Сказал так и чем-то намазал ему глаза. Царь с трудом разлепил веки – перед ним оказалась лохань, обвязанная ссученной вервью. В ней лежал издыхающий чумной, в коростах безобразных, с уст и тела струился гной.

– Да, вид мерзостный, – согласился рус. – Зри, что ждёт тебя, коль покусишься на святыни, – сия лохань. Философ не учил, я преподам урок. Запомни, царь: яд всегда слаще и приглядней. Противоядие срамно и горько…

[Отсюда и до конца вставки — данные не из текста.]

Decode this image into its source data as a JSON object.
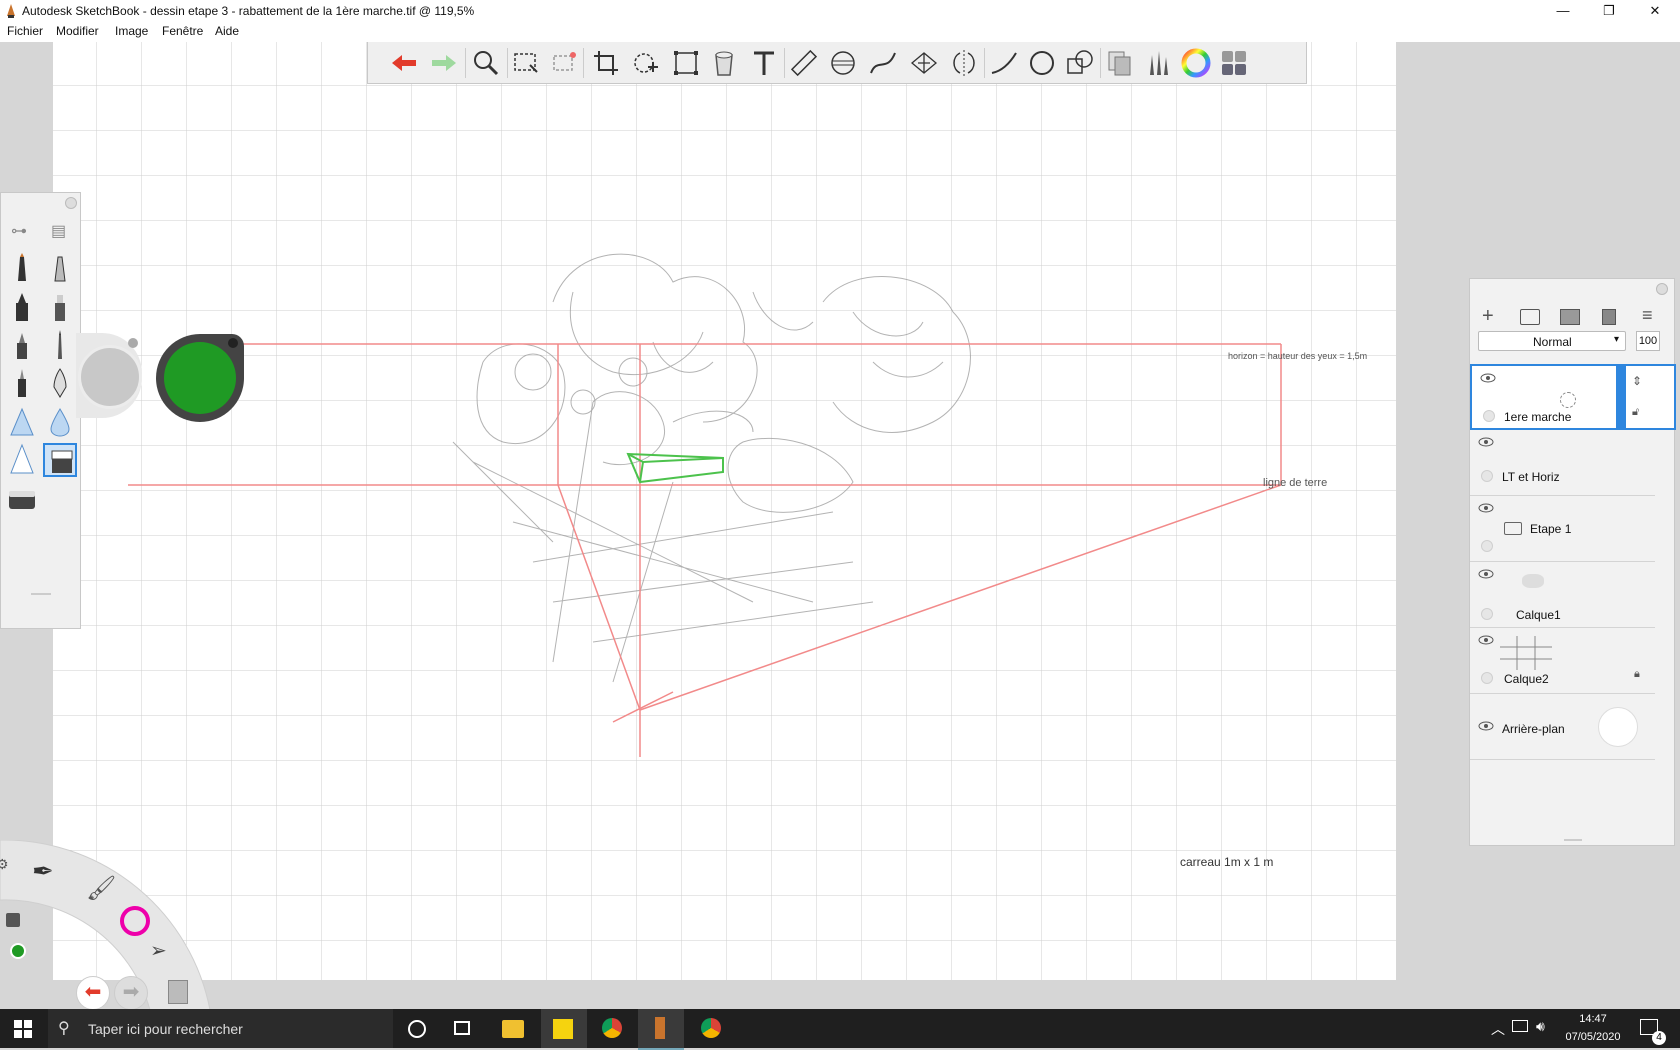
{
  "window": {
    "title": "Autodesk SketchBook - dessin etape 3 - rabattement de la 1ère marche.tif @ 119,5%",
    "controls": [
      "—",
      "❐",
      "✕"
    ]
  },
  "menu": [
    "Fichier",
    "Modifier",
    "Image",
    "Fenêtre",
    "Aide"
  ],
  "toolbar": {
    "icons": [
      "undo-icon",
      "redo-icon",
      "zoom-icon",
      "select-icon",
      "magic-select-icon",
      "crop-icon",
      "transform-icon",
      "distort-icon",
      "fill-icon",
      "text-icon",
      "ruler-icon",
      "ellipse-guide-icon",
      "french-curve-icon",
      "perspective-icon",
      "symmetry-icon",
      "stroke-icon",
      "circle-icon",
      "shape-icon",
      "copy-paste-icon",
      "brush-library-icon",
      "color-wheel-icon",
      "layer-editor-icon"
    ]
  },
  "canvas": {
    "annotations": {
      "horizon": "horizon = hauteur des yeux = 1,5m",
      "ground_line": "ligne de terre",
      "grid_note": "carreau 1m x 1 m"
    }
  },
  "colors": {
    "accent": "#2e86de",
    "current_color": "#1f9a24",
    "guide_red": "#f28a8a",
    "undo_red": "#e23b2b"
  },
  "layers_panel": {
    "blend_mode": "Normal",
    "opacity": "100",
    "layers": [
      {
        "name": "1ere marche",
        "selected": true
      },
      {
        "name": "LT et Horiz",
        "selected": false
      },
      {
        "name": "Etape 1",
        "selected": false
      },
      {
        "name": "Calque1",
        "selected": false
      },
      {
        "name": "Calque2",
        "selected": false
      },
      {
        "name": "Arrière-plan",
        "selected": false
      }
    ]
  },
  "taskbar": {
    "search_placeholder": "Taper ici pour rechercher",
    "time": "14:47",
    "date": "07/05/2020",
    "notifications": "4"
  }
}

И щедрой рукой зачерпнув гноя, поднёс к его устам…

– На вот, вкуси бальзам…

3. Эпирская жена Миртала

Филипп почти исторг из обычаев придворных грубые варварские нравы и пристрастия, изжил множество привычек и обрядов, доставшихся в наследство от прежних царей Македонии. В первую очередь избавил Пеллу от последних тайных храмов, где служили и воздавали жертвы старым богам, на их месте воздвигнув греческие, а тех, кто не отрёкся и на своём стоял, облагал налогом, особо ярых поборников древней веры лишал имущества и, невзирая на вельможность, заслуги прежние в ратных или иных трудах, изгонял прочь. В первые три года царствования, издавая строгие указы и декреты, он запретил ношение портков, рубах, валяных шапок, кожаных сапог и прочего македонского платья, велев переодеться в хитоны, гиматии и сандалии. И только рабам позволил донашивать старые наряды, чтобы сразу было видно невольников и господ. Филипп потратил пять шестых казны, чтобы купить в Спарте одежду, снаряжение, доспехи для войска! А всем портным, кожевникам и бронникам впредь велел кроить, шить и точать всё это по спартанскому подобию. Хотя по образу спартанцев содержать полки он не отважился, опасаясь ропота и бунтов: с голыми коленями, без портков и в сандалиях ратники зябли и страдали в заснеженных горах Иллирии и Фракии. Однако скоро привыкали, ибо по своей варварской природе отличались выносливостью и терпением. В ответ на это царь щадил своё воинство, не замышлял зимой походов или летом, высоко в горах, и послаблял, давая право в лютую стужу спать с конями и от них греться.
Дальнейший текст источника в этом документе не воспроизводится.